There was no evidence against him of course and so on 10 October 2000 Mr Wenger went to a hearing on the issue but in the mistaken belief that the famous “British justice” existed in football, did not call any witnesses since there was only one man’s word against his.   He then got a 12 match ban and a mega fine.

That taught Mr Wenger his lesson.  He obviously appealed and the case was thrown out, but PGMO still made Mr Wenger pay a £10,000 fine for “touching the referee” plus the costs of the case.  That was how he learned.

Since then there have been many more such cases, as we have charted on this site.  But the image of British sport always being “clean” lives on.   This is one of the great problems with bringing new managers to Arsenal… they don’t know the history between the club and PGMO, and so they don’t study techniques on how to cope with English referees.  Mr Wenger had the advantage of being French.  Of course being French, had seen it all before.

Mr Wenger also learned what the media can do to a club, as when soon after his arrival they gathered on the steps of Highbury shouting at him “What about the rumours Mr Wenger?”

The current owners did not experience those tumultuous fight with the media at the start of Mr Wenger’s reign, and have never appreciated how Mr Wenger dealt with the press, the PGMO and others.   That’s the bit of the jigsaw that is missing.  That is what we need at the club – someone who has experienced all that Mr Wenger experienced and who’s advice would be listened to, and taken.

Someone like Mr Wenger in fact.


8 Replies to “What is wrong with Arsenal and what we do about it now”

  1. An interesting point after some very curious refereeing decisions yesterday. The dying scream was very much in use by Southampton players although it was not needed. I got the impression that at times we were punished for mere proximity rather than any visible offence being committed. The German commentary I had suggested several Southampton players would be moving to stage or film careers on retiring from football. So obvious for those jolly foreigners to see but not a word in an English match report.
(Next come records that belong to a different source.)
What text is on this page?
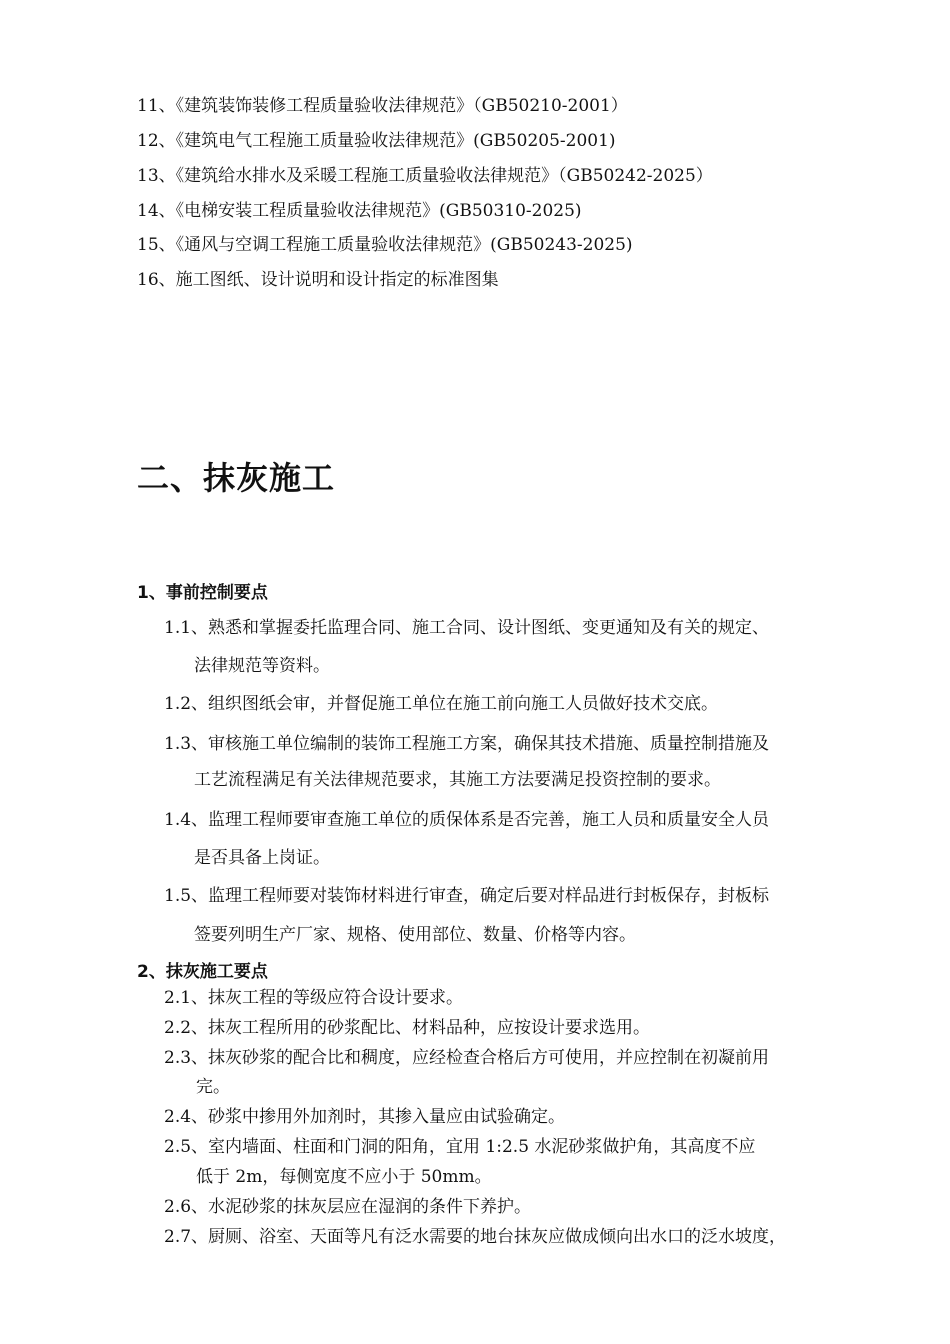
11、《建筑装饰装修工程质量验收法律规范》（GB50210-2001）
12、《建筑电气工程施工质量验收法律规范》(GB50205-2001)
13、《建筑给水排水及采暖工程施工质量验收法律规范》（GB50242-2025）
14、《电梯安装工程质量验收法律规范》(GB50310-2025)
15、《通风与空调工程施工质量验收法律规范》(GB50243-2025)
16、施工图纸、设计说明和设计指定的标准图集
二、抹灰施工
1、事前控制要点
1.1、熟悉和掌握委托监理合同、施工合同、设计图纸、变更通知及有关的规定、
法律规范等资料。
1.2、组织图纸会审，并督促施工单位在施工前向施工人员做好技术交底。
1.3、审核施工单位编制的装饰工程施工方案，确保其技术措施、质量控制措施及
工艺流程满足有关法律规范要求，其施工方法要满足投资控制的要求。
1.4、监理工程师要审查施工单位的质保体系是否完善，施工人员和质量安全人员
是否具备上岗证。
1.5、监理工程师要对装饰材料进行审查，确定后要对样品进行封板保存，封板标
签要列明生产厂家、规格、使用部位、数量、价格等内容。
2、抹灰施工要点
2.1、抹灰工程的等级应符合设计要求。
2.2、抹灰工程所用的砂浆配比、材料品种，应按设计要求选用。
2.3、抹灰砂浆的配合比和稠度，应经检查合格后方可使用，并应控制在初凝前用
完。
2.4、砂浆中掺用外加剂时，其掺入量应由试验确定。
2.5、室内墙面、柱面和门洞的阳角，宜用 1:2.5 水泥砂浆做护角，其高度不应
低于 2m，每侧宽度不应小于 50mm。
2.6、水泥砂浆的抹灰层应在湿润的条件下养护。
2.7、厨厕、浴室、天面等凡有泛水需要的地台抹灰应做成倾向出水口的泛水坡度，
  2. I look forward to an article from UA on the recent remarks from Mark Clattenburg last week where he said that when SAF was a manager at United there was an aura on the referees to influence decisions. I saw some people on twitter talking about it but not the UK media sadly.

  3. The article seems amiss with the headline.
    What is primarily wrong with Arsenal is that we have made some recruiting mistakes, probably on and off the pitch.
    It happens and it can be rectified. But possibly not quickly enough to rescue anything from this season.
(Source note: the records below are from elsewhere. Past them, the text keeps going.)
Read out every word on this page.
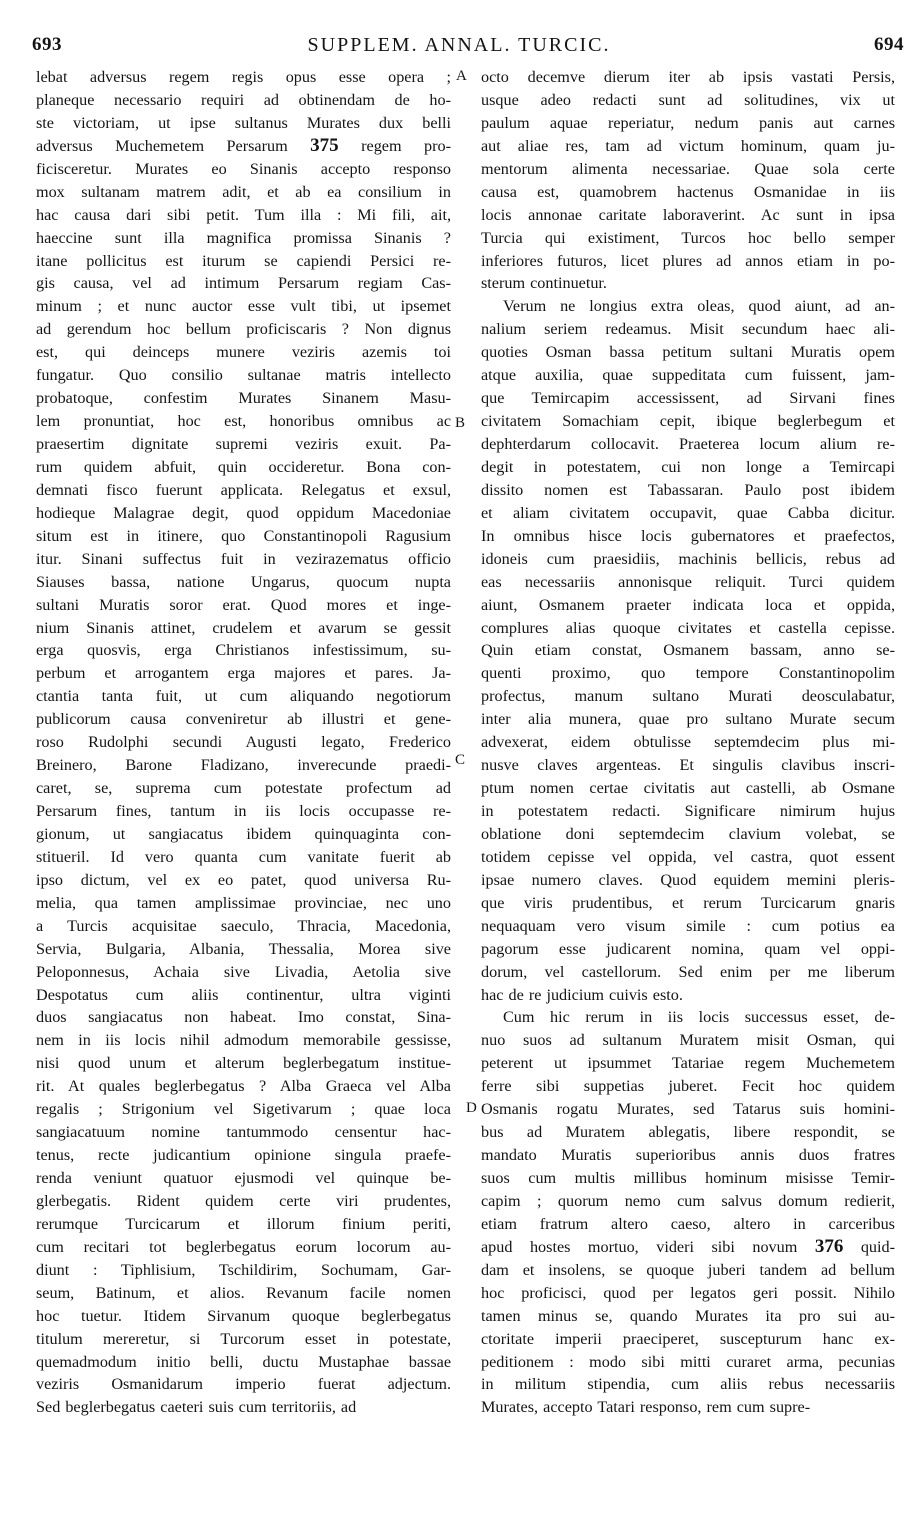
693	SUPPLEM. ANNAL. TURCIC.	694
lebat adversus regem regis opus esse opera ;
planeque necessario requiri ad obtinendam de ho-
ste victoriam, ut ipse sultanus Murates dux belli
adversus Muchemetem Persarum 375 regem pro-
ficisceretur. Murates eo Sinanis accepto responso
mox sultanam matrem adit, et ab ea consilium in
hac causa dari sibi petit. Tum illa : Mi fili, ait,
haeccine sunt illa magnifica promissa Sinanis ?
itane pollicitus est iturum se capiendi Persici re-
gis causa, vel ad intimum Persarum regiam Cas-
minum ; et nunc auctor esse vult tibi, ut ipsemet
ad gerendum hoc bellum proficiscaris ? Non dignus
est, qui deinceps munere veziris azemis toi
fungatur. Quo consilio sultanae matris intellecto
probatoque, confestim Murates Sinanem Masu-
lem pronuntiat, hoc est, honoribus omnibus ac
praesertim dignitate supremi veziris exuit. Pa-
rum quidem abfuit, quin occideretur. Bona con-
demnati fisco fuerunt applicata. Relegatus et exsul,
hodieque Malagrae degit, quod oppidum Macedoniae
situm est in itinere, quo Constantinopoli Ragusium
itur. Sinani suffectus fuit in vezirazematus officio
Siauses bassa, natione Ungarus, quocum nupta
sultani Muratis soror erat. Quod mores et inge-
nium Sinanis attinet, crudelem et avarum se gessit
erga quosvis, erga Christianos infestissimum, su-
perbum et arrogantem erga majores et pares. Ja-
ctantia tanta fuit, ut cum aliquando negotiorum
publicorum causa conveniretur ab illustri et gene-
roso Rudolphi secundi Augusti legato, Frederico
Breinero, Barone Fladizano, inverecunde praedi-
caret, se, suprema cum potestate profectum ad
Persarum fines, tantum in iis locis occupasse re-
gionum, ut sangiacatus ibidem quinquaginta con-
stitueril. Id vero quanta cum vanitate fuerit ab
ipso dictum, vel ex eo patet, quod universa Ru-
melia, qua tamen amplissimae provinciae, nec uno
a Turcis acquisitae saeculo, Thracia, Macedonia,
Servia, Bulgaria, Albania, Thessalia, Morea sive
Peloponnesus, Achaia sive Livadia, Aetolia sive
Despotatus cum aliis continentur, ultra viginti
duos sangiacatus non habeat. Imo constat, Sina-
nem in iis locis nihil admodum memorabile gessisse,
nisi quod unum et alterum beglerbegatum institue-
rit. At quales beglerbegatus ? Alba Graeca vel Alba
regalis ; Strigonium vel Sigetivarum ; quae loca
sangiacatuum nomine tantummodo censentur hac-
tenus, recte judicantium opinione singula praefe-
renda veniunt quatuor ejusmodi vel quinque be-
glerbegatis. Rident quidem certe viri prudentes,
rerumque Turcicarum et illorum finium periti,
cum recitari tot beglerbegatus eorum locorum au-
diunt : Tiphlisium, Tschildirim, Sochumam, Gar-
seum, Batinum, et alios. Revanum facile nomen
hoc tuetur. Itidem Sirvanum quoque beglerbegatus
titulum mereretur, si Turcorum esset in potestate,
quemadmodum initio belli, ductu Mustaphae bassae
veziris Osmanidarum imperio fuerat adjectum.
Sed beglerbegatus caeteri suis cum territoriis, ad
octo decemve dierum iter ab ipsis vastati Persis,
usque adeo redacti sunt ad solitudines, vix ut
paulum aquae reperiatur, nedum panis aut carnes
aut aliae res, tam ad victum hominum, quam ju-
mentorum alimenta necessariae. Quae sola certe
causa est, quamobrem hactenus Osmanidae in iis
locis annonae caritate laboraverint. Ac sunt in ipsa
Turcia qui existiment, Turcos hoc bello semper
inferiores futuros, licet plures ad annos etiam in po-
sterum continuetur.
Verum ne longius extra oleas, quod aiunt, ad an-
nalium seriem redeamus. Misit secundum haec ali-
quoties Osman bassa petitum sultani Muratis opem
atque auxilia, quae suppeditata cum fuissent, jam-
que Temircapim accessissent, ad Sirvani fines
civitatem Somachiam cepit, ibique beglerbegum et
dephterdarum collocavit. Praeterea locum alium re-
degit in potestatem, cui non longe a Temircapi
dissito nomen est Tabassaran. Paulo post ibidem
et aliam civitatem occupavit, quae Cabba dicitur.
In omnibus hisce locis gubernatores et praefectos,
idoneis cum praesidiis, machinis bellicis, rebus ad
eas necessariis annonisque reliquit. Turci quidem
aiunt, Osmanem praeter indicata loca et oppida,
complures alias quoque civitates et castella cepisse.
Quin etiam constat, Osmanem bassam, anno se-
quenti proximo, quo tempore Constantinopolim
profectus, manum sultano Murati deosculabatur,
inter alia munera, quae pro sultano Murate secum
advexerat, eidem obtulisse septemdecim plus mi-
nusve claves argenteas. Et singulis clavibus inscri-
ptum nomen certae civitatis aut castelli, ab Osmane
in potestatem redacti. Significare nimirum hujus
oblatione doni septemdecim clavium volebat, se
totidem cepisse vel oppida, vel castra, quot essent
ipsae numero claves. Quod equidem memini pleris-
que viris prudentibus, et rerum Turcicarum gnaris
nequaquam vero visum simile : cum potius ea
pagorum esse judicarent nomina, quam vel oppi-
dorum, vel castellorum. Sed enim per me liberum
hac de re judicium cuivis esto.
Cum hic rerum in iis locis successus esset, de-
nuo suos ad sultanum Muratem misit Osman, qui
peterent ut ipsummet Tatariae regem Muchemetem
ferre sibi suppetias juberet. Fecit hoc quidem
Osmanis rogatu Murates, sed Tatarus suis homini-
bus ad Muratem ablegatis, libere respondit, se
mandato Muratis superioribus annis duos fratres
suos cum multis millibus hominum misisse Temir-
capim ; quorum nemo cum salvus domum redierit,
etiam fratrum altero caeso, altero in carceribus
apud hostes mortuo, videri sibi novum 376 quid-
dam et insolens, se quoque juberi tandem ad bellum
hoc proficisci, quod per legatos geri possit. Nihilo
tamen minus se, quando Murates ita pro sui au-
ctoritate imperii praeciperet, suscepturum hanc ex-
peditionem : modo sibi mitti curaret arma, pecunias
in militum stipendia, cum aliis rebus necessariis
Murates, accepto Tatari responso, rem cum supre-
A
B
C
D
  4. And to keep a positive perspective, we have a fighting chance of finishing the table above Liverpool and Chelsea.
    So we are not the only ones with problems.

  5. “I got the impression that Mr Emery had never quite seen refereeing like we have here because he had not worked in England before, and Mr Arteta certainly wouldn’t have seen it when working for Manchester City. Mr Wenger had a great benefit in this regard in that he was French.”

    Stopped reading after this. The usual anti-City bias and idolatry of manager who was once extraordinary: regardless of his nationality. See Santini, Tigana, Houllier etc.

  6. I noticed against Southampton we got penalized again for a foul throw. That makes it 6 times I believe this season. I watch a lot of the other games where we are not involved and see lots of similar throws not punished. Further proof we are treated more harshly than other teams. I bet Riley has instructed his underlings to keep an eye on Arsenal when we have a throw in and at the slightest hint that it may be slightly dodgy penalize us.

  7. Did I miss something on the uncalled handball in the second half? Was VAR even consulted? I had a Russian stream so didn’t understand the commentary. Curiously, it was only shown once on replay.

  8. “Stopped reading after this.”
    And that really is the problem. For a proper debate those opposing an argument need to understand and take in the full argument and then put a rational response. But what seems to happen is that the debate is not engaged in. Instead those against the exploration we have undertaken simply stop reading because it is not to their taste or fitting with their beliefs.